Farmers and residents in Kenya's Rift Valley have been forced to flee their homes after a dramatic and sustained rise in lake levels submerged entire settlements, hotels, and agricultural land. Scientists link the phenomenon to increased rainfall patterns driven by climate change, with tens of thousands of people displaced across the region.
A Farm and Home Lost to the Lake
When Dickson Ngome leased his 1.5-acre farm near Lake Naivasha in 2008, it sat a safe 2 kilometres from the shoreline. The lake was receding at the time, sparking fears it might vanish. However, the trend reversed in 2011, and the water has been creeping closer ever since.
After months of relentless rain beginning in September 2025, disaster struck in late October. Ngome and his wife, Rose Wafula, along with their four children, awoke one morning to find their home and livelihood under about a foot of water. "The water came from nowhere," Wafula told The Associated Press. The family is now among roughly 5,000 people displaced by Lake Naivasha's rise this year, camping in an abandoned school.
A Regional Crisis with Global Causes
The flooding is not confined to Lake Naivasha. Lakes Baringo, Nakuru, and Turkana, all within the Rift Valley, have seen water levels climb steadily for 15 years. Simon Onywere, a professor of environmental planning at Kenyatta University in Nairobi, states the lakes have risen "almost beyond the highest level they have ever reached."

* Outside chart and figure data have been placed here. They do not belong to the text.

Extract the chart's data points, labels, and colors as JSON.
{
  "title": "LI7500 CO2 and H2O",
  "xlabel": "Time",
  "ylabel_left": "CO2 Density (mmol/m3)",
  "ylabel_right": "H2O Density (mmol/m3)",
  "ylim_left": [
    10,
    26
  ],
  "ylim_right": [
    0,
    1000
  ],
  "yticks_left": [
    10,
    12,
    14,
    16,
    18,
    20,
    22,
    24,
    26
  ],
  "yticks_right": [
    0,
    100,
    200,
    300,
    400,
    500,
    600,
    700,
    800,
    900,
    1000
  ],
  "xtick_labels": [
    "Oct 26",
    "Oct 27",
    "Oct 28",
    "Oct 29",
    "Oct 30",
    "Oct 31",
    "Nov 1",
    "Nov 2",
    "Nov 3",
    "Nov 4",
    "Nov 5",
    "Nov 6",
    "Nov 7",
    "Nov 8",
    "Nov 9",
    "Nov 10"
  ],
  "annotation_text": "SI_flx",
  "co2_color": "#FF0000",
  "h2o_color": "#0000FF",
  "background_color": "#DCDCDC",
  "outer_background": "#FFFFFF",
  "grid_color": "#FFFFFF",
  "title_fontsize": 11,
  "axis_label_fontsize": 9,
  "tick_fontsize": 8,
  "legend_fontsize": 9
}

A 2024 study in the Journal of Hydrology found lake areas in East Africa expanded by a staggering 71,822 square kilometres between 2011 and 2023. The human cost is immense: a 2021 study for the Kenyan government and UN found over 75,000 households displaced across the Rift Valley by that point. In Lake Baringo, waters rose nearly 14 metres, permanently submerging buildings like the Block Hotels.
Economic and Environmental Fallout
The rising waters are battering Kenya's vital horticulture sector. Lake Naivasha has engulfed three-quarters of some flower farms, Onywere said. This is a significant blow as horticulture generated over $1 billion in 2024 and supplies 40% of the EU's roses.

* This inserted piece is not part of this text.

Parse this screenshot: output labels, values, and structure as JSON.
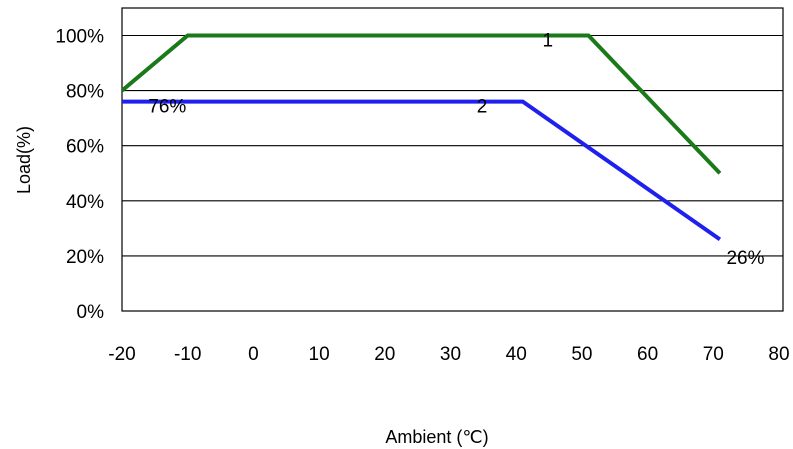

Kenyan meteorologist Richard Muita, who co-authored a key 2021 study, links the rising levels directly to rainfall and temperature changes. Sedimentation from farming is also a major contributing factor. "When the rains are plentiful, it aligns with the increase in the levels of the Rift Valley lake waters," Muita explained.

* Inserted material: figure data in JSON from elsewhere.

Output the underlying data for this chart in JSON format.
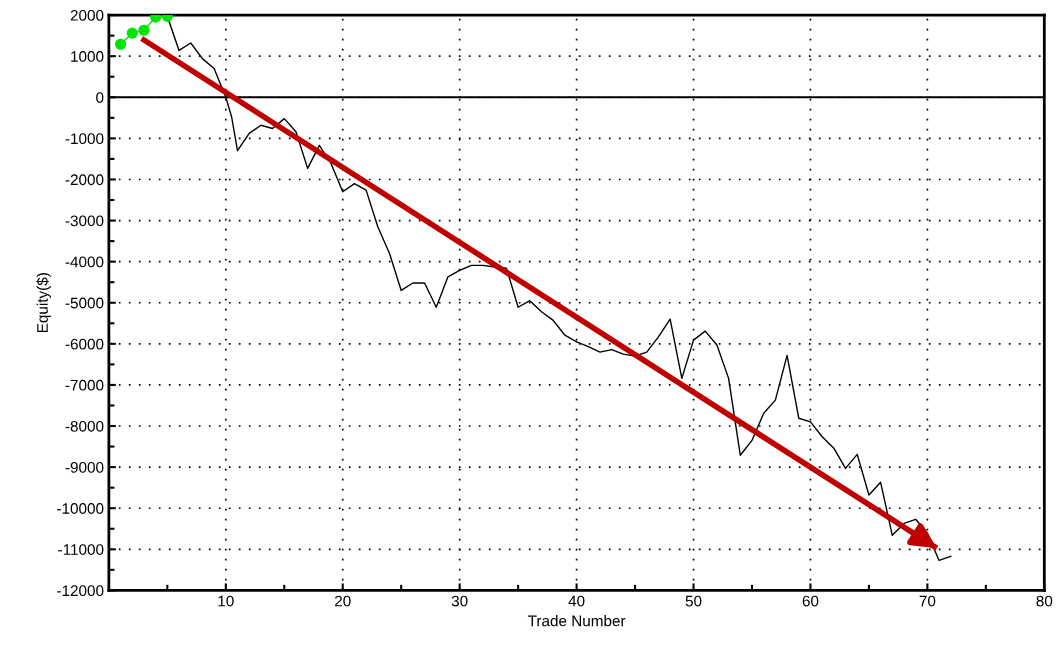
{
  "chart_data": {
    "type": "line",
    "xlabel": "Trade Number",
    "ylabel": "Equity($)",
    "xlim": [
      0,
      80
    ],
    "xticks": [
      10,
      20,
      30,
      40,
      50,
      60,
      70,
      80
    ],
    "ylim": [
      -12000,
      2000
    ],
    "yticks": [
      -12000,
      -11000,
      -10000,
      -9000,
      -8000,
      -7000,
      -6000,
      -5000,
      -4000,
      -3000,
      -2000,
      -1000,
      0,
      1000,
      2000
    ],
    "grid": true,
    "line_style": "solid",
    "ref_lines": [
      {
        "axis": "y",
        "value": 0,
        "color": "#000000",
        "line_style": "solid"
      }
    ],
    "series": [
      {
        "color": "#000000",
        "marker": "none",
        "x": [
          5,
          6,
          7,
          8,
          9,
          10,
          10.5,
          11,
          12,
          13,
          14,
          15,
          16,
          17,
          18,
          19,
          20,
          21,
          22,
          23,
          24,
          25,
          26,
          27,
          28,
          29,
          30,
          31,
          32,
          33,
          34,
          35,
          36,
          37,
          38,
          39,
          40,
          41,
          42,
          43,
          44,
          45,
          46,
          47,
          48,
          49,
          50,
          51,
          52,
          53,
          54,
          55,
          56,
          57,
          58,
          59,
          60,
          61,
          62,
          63,
          64,
          65,
          66,
          67,
          68,
          69,
          70,
          71,
          72
        ],
        "values": [
          1970,
          1140,
          1320,
          940,
          700,
          0,
          -480,
          -1300,
          -880,
          -680,
          -760,
          -520,
          -840,
          -1730,
          -1170,
          -1610,
          -2300,
          -2100,
          -2260,
          -3150,
          -3800,
          -4700,
          -4520,
          -4520,
          -5110,
          -4370,
          -4210,
          -4090,
          -4090,
          -4130,
          -4160,
          -5110,
          -4950,
          -5220,
          -5430,
          -5790,
          -5950,
          -6070,
          -6200,
          -6140,
          -6250,
          -6300,
          -6200,
          -5830,
          -5400,
          -6840,
          -5910,
          -5690,
          -6030,
          -6840,
          -8710,
          -8350,
          -7690,
          -7370,
          -6280,
          -7810,
          -7900,
          -8260,
          -8540,
          -9030,
          -8690,
          -9680,
          -9370,
          -10660,
          -10370,
          -10270,
          -10610,
          -11270,
          -11170
        ]
      },
      {
        "color": "#00e600",
        "marker": "circle",
        "x": [
          1,
          2,
          3,
          4,
          5
        ],
        "values": [
          1290,
          1560,
          1630,
          1950,
          1970
        ]
      },
      {
        "color": "#c00000",
        "marker": "none",
        "x": [
          2.8,
          70.8
        ],
        "values": [
          1430,
          -10970
        ]
      }
    ]
  }
}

The crisis is compounded by historical planning failures. The community of Kihoto, where the Ngome family lived, is on riparian land officially owned by the government and not for lease. Silas Wanjala of the Lake Naivasha Riparian Association called the settlement a "mess established by the government" decades ago when temporary leases were improperly granted.
Local authorities like Nakuru County's disaster chief Joyce Ncece are managing the immediate emergency, providing relocation trucks and rental assistance. However, scientists urge long-term solutions, including better predictive infrastructure and nature-based approaches like conservation agriculture to reduce sedimentation.
For Dickson Ngome, Rose Wafula, and their children, the future remains bleak. As Lake Naivasha continues its relentless rise, they have no idea if their farm will ever emerge from the water again.